The second issue is that of the transient (or not) nature of style, fashion, and what they represent and signal. A few times in his explanation, the Ramban uses phrases like “in the time of the Torah”, “the custom is”, “even today…”, which all indicate that there may well be a sell-by date to all of these garments and what they communicate. Telling us that once, years ago, kings and princes dressed in a certain way, and thereby communicated certain things, might indicate that these styles are subject to change, and that a time may come when they express something different – old-fashioned-ness, perhaps, or a primitive world view, or just plain silliness. Virginia Woolf, in her book, Three Guineas, includes photographs of a number of distinguished gentlemen - officers, aristocrats, officials - all looking ridiculous in full regalia – ostrich feathers, leopard skin capes, epaulets, and remarkably shaped hats. When the photos were taken, these gentlemen, and their fans, must have thought they looked extremely impressive, the very epitome of honor and glory. To (some) modern sensibilities, they look ridiculous, barbaric.

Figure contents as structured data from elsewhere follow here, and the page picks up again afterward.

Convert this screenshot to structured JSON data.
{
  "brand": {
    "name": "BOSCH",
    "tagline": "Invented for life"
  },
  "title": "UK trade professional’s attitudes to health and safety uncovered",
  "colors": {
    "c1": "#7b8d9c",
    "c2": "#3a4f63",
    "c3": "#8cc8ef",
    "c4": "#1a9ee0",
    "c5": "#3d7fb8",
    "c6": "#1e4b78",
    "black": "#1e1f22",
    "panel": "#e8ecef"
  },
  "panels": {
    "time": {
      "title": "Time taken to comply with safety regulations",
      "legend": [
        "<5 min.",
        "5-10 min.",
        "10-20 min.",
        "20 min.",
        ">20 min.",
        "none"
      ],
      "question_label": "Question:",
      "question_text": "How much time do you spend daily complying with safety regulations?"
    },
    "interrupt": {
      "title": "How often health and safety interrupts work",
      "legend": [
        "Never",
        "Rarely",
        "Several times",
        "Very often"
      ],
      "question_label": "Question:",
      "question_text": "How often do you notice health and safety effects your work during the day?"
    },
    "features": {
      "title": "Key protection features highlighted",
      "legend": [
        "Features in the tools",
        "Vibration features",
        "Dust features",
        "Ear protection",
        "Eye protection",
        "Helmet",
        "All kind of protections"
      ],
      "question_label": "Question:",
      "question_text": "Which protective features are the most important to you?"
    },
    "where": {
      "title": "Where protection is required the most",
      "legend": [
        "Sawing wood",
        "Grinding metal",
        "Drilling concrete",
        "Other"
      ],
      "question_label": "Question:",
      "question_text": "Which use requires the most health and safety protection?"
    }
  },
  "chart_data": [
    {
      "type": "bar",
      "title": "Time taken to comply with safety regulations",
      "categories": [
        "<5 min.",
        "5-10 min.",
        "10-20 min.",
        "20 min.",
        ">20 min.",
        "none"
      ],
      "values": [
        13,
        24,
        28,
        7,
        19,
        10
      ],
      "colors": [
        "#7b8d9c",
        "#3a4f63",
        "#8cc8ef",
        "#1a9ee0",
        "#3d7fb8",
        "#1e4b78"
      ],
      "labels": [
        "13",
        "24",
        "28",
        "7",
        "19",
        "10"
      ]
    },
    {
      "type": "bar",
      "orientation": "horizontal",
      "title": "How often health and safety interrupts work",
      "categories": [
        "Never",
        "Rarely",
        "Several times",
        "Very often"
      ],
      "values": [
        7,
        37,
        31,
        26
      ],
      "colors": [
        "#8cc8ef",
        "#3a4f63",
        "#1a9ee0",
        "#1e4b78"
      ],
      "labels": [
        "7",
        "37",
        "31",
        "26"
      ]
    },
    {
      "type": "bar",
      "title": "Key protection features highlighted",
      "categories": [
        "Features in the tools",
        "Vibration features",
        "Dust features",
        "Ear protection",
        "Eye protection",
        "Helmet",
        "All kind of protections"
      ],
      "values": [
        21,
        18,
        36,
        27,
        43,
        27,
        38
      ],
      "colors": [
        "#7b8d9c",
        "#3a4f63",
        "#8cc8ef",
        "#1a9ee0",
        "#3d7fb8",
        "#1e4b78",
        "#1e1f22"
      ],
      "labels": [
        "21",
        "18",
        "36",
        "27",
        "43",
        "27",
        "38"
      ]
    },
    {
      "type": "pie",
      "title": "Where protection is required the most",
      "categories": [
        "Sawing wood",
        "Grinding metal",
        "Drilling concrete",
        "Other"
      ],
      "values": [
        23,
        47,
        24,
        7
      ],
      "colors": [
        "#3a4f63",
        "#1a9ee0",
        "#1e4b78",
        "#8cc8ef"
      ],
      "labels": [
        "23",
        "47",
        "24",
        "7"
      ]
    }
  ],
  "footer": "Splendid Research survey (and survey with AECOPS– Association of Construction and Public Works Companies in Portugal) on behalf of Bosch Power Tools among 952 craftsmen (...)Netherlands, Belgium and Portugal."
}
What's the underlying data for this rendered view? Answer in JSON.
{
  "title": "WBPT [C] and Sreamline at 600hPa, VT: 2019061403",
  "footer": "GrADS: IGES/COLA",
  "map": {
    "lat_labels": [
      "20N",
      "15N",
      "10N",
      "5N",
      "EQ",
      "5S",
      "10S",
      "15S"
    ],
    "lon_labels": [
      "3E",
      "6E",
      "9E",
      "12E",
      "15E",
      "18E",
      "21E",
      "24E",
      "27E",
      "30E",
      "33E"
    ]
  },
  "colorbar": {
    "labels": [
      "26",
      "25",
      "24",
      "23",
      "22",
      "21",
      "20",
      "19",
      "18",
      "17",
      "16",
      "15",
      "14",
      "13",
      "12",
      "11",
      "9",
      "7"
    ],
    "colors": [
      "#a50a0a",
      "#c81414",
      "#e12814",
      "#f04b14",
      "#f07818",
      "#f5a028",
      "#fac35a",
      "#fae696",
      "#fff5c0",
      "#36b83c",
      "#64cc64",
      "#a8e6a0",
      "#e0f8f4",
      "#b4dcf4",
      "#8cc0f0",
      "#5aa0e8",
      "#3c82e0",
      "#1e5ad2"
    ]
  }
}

Once the Torah mandates ancient royal attire for the high priest, are we meant to never evolve away from the esthetic framework in which they made sense? Are we commanded to think that this stuff will look glorious forever? Is there room for a changing esthetic, and, along with it, a changing understanding of what honor and glory mean, and how they might best be expressed?
To me, after living in Israel for over 45 years, business suits on Shabbat in shul look and feel somewhat inappropriate, out of place, while a white shirt and dark trousers is what indicates “it’s Shabbat” to me; a suit, especially if I am choking on a tie, feels like I’m on a business trip to America. Younger people in Israel dispense with the white shirt altogether, and go with colors. That says a ton about Israel’s more rooted, informal, egalitarian ethos and communal style, and the Jewish American acceptance of contemporary non-Jewish notions of what “dressed up” looks like. Until the post- Six Day War period, when large numbers of American Jews started visiting Israel, it was unheard of to walk into a shul in the US on Shabbat not wearing a suit or sport jacket.
All these sartorial decisions are legitimate. I would hope that the ability to allow “dressing for shabbos” to change and evolve, in time and place, can teach us to be open to evolving understandings of the messages and values expressed by how we dress as Jews.